Mechanical property characterization:
in order to test the mechanical strength and ionic conductivity of the polymer solid electrolyte membrane, the mixed solution is directly coated on a glass plate, and then the glass plate is transferred to a vacuum oven with the temperature of 70-100 ℃ for solidification, so that the polymer solid electrolyte membrane is obtained.
According to GB1040-92 plastic tensile property test method, performing tensile force test under the condition of 10mm/min, wherein the test temperatures are respectively 30 ℃ and 60 ℃, each sample is repeatedly tested for 5 times, and the average value of the three middle values is taken; testing the AC internal resistance of the pressed solid electrolyte at 30 ℃ by adopting a double-probe method, wherein the frequency range is 1-106HZ and alternating current impedance directly reflect the lithium ion transmission resistivity, and in order to reduce measurement errors, gold is sprayed on the bottom and the top of a sample before testing.

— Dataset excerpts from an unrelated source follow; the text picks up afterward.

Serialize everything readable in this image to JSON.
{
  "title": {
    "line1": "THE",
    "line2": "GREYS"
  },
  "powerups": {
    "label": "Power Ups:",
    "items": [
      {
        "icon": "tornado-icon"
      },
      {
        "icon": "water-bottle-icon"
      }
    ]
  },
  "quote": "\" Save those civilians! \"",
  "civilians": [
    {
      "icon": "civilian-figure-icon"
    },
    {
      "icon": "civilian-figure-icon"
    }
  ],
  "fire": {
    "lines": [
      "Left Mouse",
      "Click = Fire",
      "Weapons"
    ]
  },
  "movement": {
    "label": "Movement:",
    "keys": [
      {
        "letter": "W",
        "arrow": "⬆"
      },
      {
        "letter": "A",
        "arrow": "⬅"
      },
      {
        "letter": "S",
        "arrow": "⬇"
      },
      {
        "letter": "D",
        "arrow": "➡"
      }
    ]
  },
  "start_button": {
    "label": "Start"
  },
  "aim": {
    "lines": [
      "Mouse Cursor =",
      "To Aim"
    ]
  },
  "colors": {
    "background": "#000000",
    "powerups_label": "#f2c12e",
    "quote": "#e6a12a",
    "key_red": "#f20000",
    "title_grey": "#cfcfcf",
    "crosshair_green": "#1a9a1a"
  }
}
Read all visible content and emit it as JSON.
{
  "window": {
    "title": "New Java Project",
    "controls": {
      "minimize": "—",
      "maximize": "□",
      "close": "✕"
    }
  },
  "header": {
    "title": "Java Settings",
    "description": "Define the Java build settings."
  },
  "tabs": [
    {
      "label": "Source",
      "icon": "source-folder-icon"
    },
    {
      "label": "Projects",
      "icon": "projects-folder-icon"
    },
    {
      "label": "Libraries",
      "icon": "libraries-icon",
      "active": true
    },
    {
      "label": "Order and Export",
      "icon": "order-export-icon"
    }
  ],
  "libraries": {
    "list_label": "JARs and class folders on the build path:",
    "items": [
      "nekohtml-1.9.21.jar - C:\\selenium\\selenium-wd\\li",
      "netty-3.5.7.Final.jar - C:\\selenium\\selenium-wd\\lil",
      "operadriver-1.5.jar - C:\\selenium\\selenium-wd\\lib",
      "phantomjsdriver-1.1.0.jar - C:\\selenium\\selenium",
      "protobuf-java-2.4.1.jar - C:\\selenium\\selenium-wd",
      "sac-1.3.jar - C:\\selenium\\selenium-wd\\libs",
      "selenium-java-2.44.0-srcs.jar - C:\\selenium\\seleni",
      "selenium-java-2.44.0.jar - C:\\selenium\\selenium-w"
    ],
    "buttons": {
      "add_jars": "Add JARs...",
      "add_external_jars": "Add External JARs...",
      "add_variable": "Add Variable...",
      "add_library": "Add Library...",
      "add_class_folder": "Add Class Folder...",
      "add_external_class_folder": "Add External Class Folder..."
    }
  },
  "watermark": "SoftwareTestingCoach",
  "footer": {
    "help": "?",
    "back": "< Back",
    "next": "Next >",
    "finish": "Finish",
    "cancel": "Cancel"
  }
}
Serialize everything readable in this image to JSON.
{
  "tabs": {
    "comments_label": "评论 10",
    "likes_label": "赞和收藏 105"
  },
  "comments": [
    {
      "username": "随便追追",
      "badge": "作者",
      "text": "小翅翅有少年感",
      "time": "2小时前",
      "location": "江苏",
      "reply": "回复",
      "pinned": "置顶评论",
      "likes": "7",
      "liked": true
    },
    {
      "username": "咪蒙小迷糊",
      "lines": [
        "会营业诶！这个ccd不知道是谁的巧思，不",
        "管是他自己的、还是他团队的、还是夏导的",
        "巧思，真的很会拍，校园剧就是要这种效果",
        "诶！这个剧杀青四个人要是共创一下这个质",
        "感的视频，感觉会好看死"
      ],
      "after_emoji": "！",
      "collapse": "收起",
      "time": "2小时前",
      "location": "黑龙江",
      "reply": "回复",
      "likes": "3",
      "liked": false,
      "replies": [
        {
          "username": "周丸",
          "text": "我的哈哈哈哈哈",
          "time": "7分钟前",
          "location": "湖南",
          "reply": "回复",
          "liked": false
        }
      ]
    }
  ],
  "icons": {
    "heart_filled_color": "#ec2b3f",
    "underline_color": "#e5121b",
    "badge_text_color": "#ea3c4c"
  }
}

(II) battery performance characterization:
the 2035 button solid-state battery obtained in each of examples 1 to 3 and 1 to 5 was subjected to charge/discharge cycles at a rate of 0.1C at a temperature of 30 ℃ in a voltage range of 2.8 to 4.2V, and the test was stopped when the battery short-circuited at the time of termination of the life (at a voltage drop rate exceeding 5 mV/S).
TABLE 1 mechanical Property test results of the Polymer composite solid electrolyte films of examples 1 to 5 and comparative examples 1 to 3
TABLE 2 results of cell performance test for examples 1-5 and comparative examples 1-3
As can be seen from table 1: the method provided by the invention can obviously improve the mechanical strength and electrochemical performance of the PEO-based polymer solid electrolyte, and the bicontinuous crosslinking treatment can effectively improve the mechanical strength of an electrolyte membrane and inhibit the crystallinity of PEO; the added ionic liquid has excellent compatibility with a PEO matrix, enhances the dissociation tendency of lithium ions, improves the distribution uniformity of the high-conductivity SN filler, obviously improves the ionic conductivity of the electrolyte and has no obvious negative effect on the mechanical strength; the uncured solid electrolyte is adopted, so that the compatibility with the interface of the pole piece is enhanced, the internal resistance of interface ion transmission is further reduced, and the cycle life of the solid battery is greatly prolonged.
The above description is only a preferred embodiment of the present invention, and is not intended to limit the present invention in any way, and other variations and modifications may be made without departing from the spirit of the invention as set forth in the claims.